I love to garden, it’s in my blood. Growing up in [what used to be] the outskirts of Boise, Idaho, my family depended on our large garden to provide 90% of the produce we ate during the year. But what I recall about gardening is filtered through my childhood memory so that all I remember are the moments of bliss where we would stuff ourselves with ripe strawberries or go on treasure hunts to find the largest potato. I don’t recall the hours my parents spent preparing the earth, or the time hunched over in the hot sun weeding around all the plants. Because I was a kid and, for the most part, spared that drudgery.

Now as an adult, most of gardening has been in the form of raise beds – tidy little boxes filled with perfect soil that I replenish each year. I don’t have to haul out the rototiller to break up the earth, and the weeds that do shoot up are fairly innocuous. But this year, for whatever reason, I decided that one, simple garden in my backyard wasn’t enough of a commitment. I needed a second plot.

In April, I rented a 20X20 space at the local community garden, determined to have plenty of room for winter squash, melons, and shell beans to spread out and flourish. In my head, this garden plot would be easy – as easy as my raised beds have been. I would plant my seeds and show up every week or so to check the progress, add some water, and eventually harvest. What I didn’t take into account, was the basic rule of gardening that my parents relied on each year: your garden is only as good as the soil you plant in.

The weeds in my second garden plot seemed harmless in the month of April when I threw the seeds into the ground, but there is a reason we have the saying “growing like a weed”… they never stop growing! Knee-high deadnettle and spreading cheatgrass have all but consumed my 400 square foot space. It takes me hours to simply uncover my plants each week, and they struggle to compete with the nutrients, sun, and rain. By June, I became that wannabe-trendy-gal-who-can’t-keep-up-with-her-commitments. I’m not proud, but I’m learning.

Now let’s switch gears to your nonprofit and fundraising efforts. There are a number of analogies using gardening and fundraising, but I want to point to the most obvious given my ongoing reality: Your fundraising efforts are only as good as the systemic, structural support around you.

Let’s pretend your donors are seeds (for new donors) or seedlings (for current supporters) and you are trying to nurture fruitful relationships. What does your soil look like? First, does your organization have a clearly defined mission, vision, or values and do your staff and board know what they are? Do you have a suitable database for capturing gifts and keeping track of donor relations? Moving into the analogy even further, do you have dedicated staff to nurture your seedlings?

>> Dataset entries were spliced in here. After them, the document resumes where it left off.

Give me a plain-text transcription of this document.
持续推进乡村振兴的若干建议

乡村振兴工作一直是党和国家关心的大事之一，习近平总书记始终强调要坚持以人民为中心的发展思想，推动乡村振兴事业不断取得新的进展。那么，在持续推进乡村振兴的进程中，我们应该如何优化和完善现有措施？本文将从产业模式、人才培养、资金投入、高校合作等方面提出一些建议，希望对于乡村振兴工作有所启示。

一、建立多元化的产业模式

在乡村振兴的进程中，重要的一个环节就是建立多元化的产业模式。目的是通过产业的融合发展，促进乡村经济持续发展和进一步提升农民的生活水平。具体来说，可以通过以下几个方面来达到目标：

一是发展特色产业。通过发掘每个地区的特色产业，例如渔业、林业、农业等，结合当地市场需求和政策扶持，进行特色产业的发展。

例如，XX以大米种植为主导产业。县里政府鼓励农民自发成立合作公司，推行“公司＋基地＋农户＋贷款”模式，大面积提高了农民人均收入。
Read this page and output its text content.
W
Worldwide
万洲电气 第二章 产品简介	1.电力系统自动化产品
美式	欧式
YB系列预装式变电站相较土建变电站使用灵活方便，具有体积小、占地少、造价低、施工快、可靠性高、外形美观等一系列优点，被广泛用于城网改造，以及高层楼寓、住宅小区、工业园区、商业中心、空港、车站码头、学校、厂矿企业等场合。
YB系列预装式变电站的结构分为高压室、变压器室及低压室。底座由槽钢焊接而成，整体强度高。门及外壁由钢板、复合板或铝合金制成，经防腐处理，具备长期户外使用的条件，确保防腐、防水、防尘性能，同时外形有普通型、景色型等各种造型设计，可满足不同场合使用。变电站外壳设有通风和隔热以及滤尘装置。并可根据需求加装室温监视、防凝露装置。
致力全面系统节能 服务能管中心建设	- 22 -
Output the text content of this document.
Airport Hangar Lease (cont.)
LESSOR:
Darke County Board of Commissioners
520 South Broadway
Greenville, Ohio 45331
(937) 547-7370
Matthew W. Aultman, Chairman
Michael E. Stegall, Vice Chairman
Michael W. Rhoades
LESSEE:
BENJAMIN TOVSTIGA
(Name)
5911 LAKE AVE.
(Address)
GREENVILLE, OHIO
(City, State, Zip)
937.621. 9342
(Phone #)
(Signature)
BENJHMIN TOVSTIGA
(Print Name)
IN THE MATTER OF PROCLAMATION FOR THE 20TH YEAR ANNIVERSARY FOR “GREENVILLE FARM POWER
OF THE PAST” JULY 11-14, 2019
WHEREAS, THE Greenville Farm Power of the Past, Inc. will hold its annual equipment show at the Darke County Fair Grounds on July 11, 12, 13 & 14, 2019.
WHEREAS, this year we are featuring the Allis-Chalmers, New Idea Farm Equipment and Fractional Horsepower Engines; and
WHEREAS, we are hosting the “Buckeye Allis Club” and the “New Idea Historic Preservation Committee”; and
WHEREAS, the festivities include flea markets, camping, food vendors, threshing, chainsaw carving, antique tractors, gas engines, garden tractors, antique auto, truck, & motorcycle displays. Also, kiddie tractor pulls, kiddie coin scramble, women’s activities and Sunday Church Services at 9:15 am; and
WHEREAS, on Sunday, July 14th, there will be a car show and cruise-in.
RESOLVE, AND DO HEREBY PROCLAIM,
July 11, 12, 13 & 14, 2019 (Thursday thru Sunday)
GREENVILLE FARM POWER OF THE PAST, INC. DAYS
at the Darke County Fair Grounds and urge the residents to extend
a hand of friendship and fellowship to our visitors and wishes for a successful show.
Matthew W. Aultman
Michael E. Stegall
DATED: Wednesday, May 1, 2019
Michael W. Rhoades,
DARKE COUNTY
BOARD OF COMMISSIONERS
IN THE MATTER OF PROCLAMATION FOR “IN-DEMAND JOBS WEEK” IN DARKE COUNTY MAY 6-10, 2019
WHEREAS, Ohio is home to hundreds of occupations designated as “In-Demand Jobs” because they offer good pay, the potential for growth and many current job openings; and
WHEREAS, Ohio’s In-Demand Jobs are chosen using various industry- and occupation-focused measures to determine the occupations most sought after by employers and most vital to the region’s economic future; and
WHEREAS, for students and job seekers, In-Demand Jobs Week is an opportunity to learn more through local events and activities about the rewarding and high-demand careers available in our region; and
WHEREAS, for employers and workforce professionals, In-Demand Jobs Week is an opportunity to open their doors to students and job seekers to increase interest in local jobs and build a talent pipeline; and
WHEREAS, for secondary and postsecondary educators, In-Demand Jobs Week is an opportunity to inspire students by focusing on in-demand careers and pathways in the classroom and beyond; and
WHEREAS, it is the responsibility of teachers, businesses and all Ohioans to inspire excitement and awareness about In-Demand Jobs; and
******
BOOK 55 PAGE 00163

If you think long and hard about the “soil” of your philanthropy department, you may see areas that could use amending. Perhaps it is time to rethink your strategic plan or hire that major gifts officer. The last thing you want, trust me, is to spend time planting seeds for support only to have your relationships struggle to survive. Doing so wastes time and energy, and it looks bad to the community of “gardeners” surrounding you. Take the time to do it right. And, if you find yourself with time to spare, I’ll meet ya at my garden plot with a pair of gloves.